In the sprawling construction zone that will eventually become Qatar’s gleaming $45bn (£28bn) Lusail City, where the 2022 World Cup final will be held, four construction sites are said to be using North Korean workers, although there is no suggestion they are involved in building World Cup stadiums.
On one site, North Koreans battled biting desert sands and searing heat to construct a luxury residential tower. They laboured on as day turned to night, long after workers from other nationalities had left the site.
One North Korean worker helping to build the high-rise said: “People like us don’t usually get paid. The money does not come to the person directly. It’s nothing to do with me, it’s the [North Korean recruitment] company’s business.”
A project manager of the lavish development said the workers “don’t have a single rial themselves” and “borrow money from us if they need small things like cigarettes”.

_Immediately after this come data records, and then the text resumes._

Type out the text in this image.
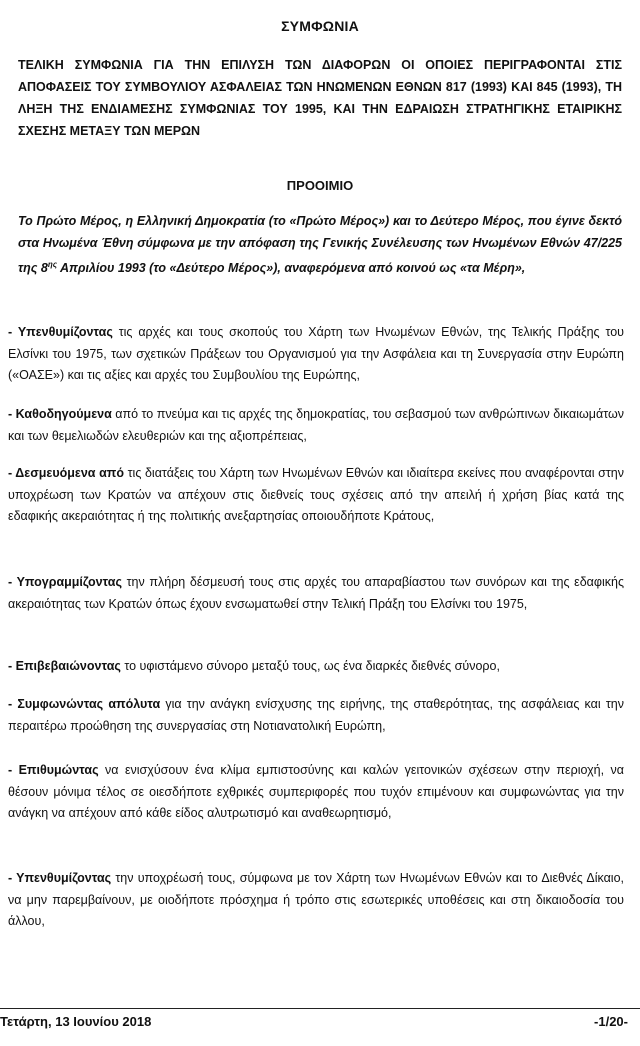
ΣΥΜΦΩΝΙΑ
ΤΕΛΙΚΗ ΣΥΜΦΩΝΙΑ ΓΙΑ ΤΗΝ ΕΠΙΛΥΣΗ ΤΩΝ ΔΙΑΦΟΡΩΝ ΟΙ ΟΠΟΙΕΣ ΠΕΡΙΓΡΑΦΟΝΤΑΙ ΣΤΙΣ ΑΠΟΦΑΣΕΙΣ ΤΟΥ ΣΥΜΒΟΥΛΙΟΥ ΑΣΦΑΛΕΙΑΣ ΤΩΝ ΗΝΩΜΕΝΩΝ ΕΘΝΩΝ 817 (1993) ΚΑΙ 845 (1993), ΤΗ ΛΗΞΗ ΤΗΣ ΕΝΔΙΑΜΕΣΗΣ ΣΥΜΦΩΝΙΑΣ ΤΟΥ 1995, ΚΑΙ ΤΗΝ ΕΔΡΑΙΩΣΗ ΣΤΡΑΤΗΓΙΚΗΣ ΕΤΑΙΡΙΚΗΣ ΣΧΕΣΗΣ ΜΕΤΑΞΥ ΤΩΝ ΜΕΡΩΝ
ΠΡΟΟΙΜΙΟ
Το Πρώτο Μέρος, η Ελληνική Δημοκρατία (το «Πρώτο Μέρος») και το Δεύτερο Μέρος, που έγινε δεκτό στα Ηνωμένα Έθνη σύμφωνα με την απόφαση της Γενικής Συνέλευσης των Ηνωμένων Εθνών 47/225 της $8^{\eta\varsigma}$ Απριλίου 1993 (το «Δεύτερο Μέρος»), αναφερόμενα από κοινού ως «τα Μέρη»,
- Υπενθυμίζοντας τις αρχές και τους σκοπούς του Χάρτη των Ηνωμένων Εθνών, της Τελικής Πράξης του Ελσίνκι του 1975, των σχετικών Πράξεων του Οργανισμού για την Ασφάλεια και τη Συνεργασία στην Ευρώπη («ΟΑΣΕ») και τις αξίες και αρχές του Συμβουλίου της Ευρώπης,
- Καθοδηγούμενα από το πνεύμα και τις αρχές της δημοκρατίας, του σεβασμού των ανθρώπινων δικαιωμάτων και των θεμελιωδών ελευθεριών και της αξιοπρέπειας,
- Δεσμευόμενα από τις διατάξεις του Χάρτη των Ηνωμένων Εθνών και ιδιαίτερα εκείνες που αναφέρονται στην υποχρέωση των Κρατών να απέχουν στις διεθνείς τους σχέσεις από την απειλή ή χρήση βίας κατά της εδαφικής ακεραιότητας ή της πολιτικής ανεξαρτησίας οποιουδήποτε Κράτους,
- Υπογραμμίζοντας την πλήρη δέσμευσή τους στις αρχές του απαραβίαστου των συνόρων και της εδαφικής ακεραιότητας των Κρατών όπως έχουν ενσωματωθεί στην Τελική Πράξη του Ελσίνκι του 1975,
- Επιβεβαιώνοντας το υφιστάμενο σύνορο μεταξύ τους, ως ένα διαρκές διεθνές σύνορο,
- Συμφωνώντας απόλυτα για την ανάγκη ενίσχυσης της ειρήνης, της σταθερότητας, της ασφάλειας και την περαιτέρω προώθηση της συνεργασίας στη Νοτιανατολική Ευρώπη,
- Επιθυμώντας να ενισχύσουν ένα κλίμα εμπιστοσύνης και καλών γειτονικών σχέσεων στην περιοχή, να θέσουν μόνιμα τέλος σε οιεσδήποτε εχθρικές συμπεριφορές που τυχόν επιμένουν και συμφωνώντας για την ανάγκη να απέχουν από κάθε είδος αλυτρωτισμό και αναθεωρητισμό,
- Υπενθυμίζοντας την υποχρέωσή τους, σύμφωνα με τον Χάρτη των Ηνωμένων Εθνών και το Διεθνές Δίκαιο, να μην παρεμβαίνουν, με οιοδήποτε πρόσχημα ή τρόπο στις εσωτερικές υποθέσεις και στη δικαιοδοσία του άλλου,
Τετάρτη, 13 Ιουνίου 2018	-1/20-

Where can we sign up?!? Then there’s this official quote from a Qatari government spokesperson:
“We take all issues around worker payment extremely seriously. There are currently 2,800 North Korean guest workers registered in Qatar and we have no recorded complaints about their payment or treatment. Qatar is determined to continually improve labour conditions for all who work in the country, and will continue to work with NGOs, businesses and other governments to achieve this.”
Okay, nevermind. No one’s complained. In a slave-like labor situation. Sounds about right.
Even if there was a genuine witch hunt to force the World Cup from Qatar, FIFA would still have to look into stories like this. But as we’ve seen with Turf Gate and the unreleased documents pertaining to the investigation of corruption in Qatar earning the 2022 World Cup, FIFA is very slow to act when it has the power. And if they are willing to host a tournament that screws up the international calendar — something that directly affects the bottom line — it’s hard to think these reports are going to tip the scales.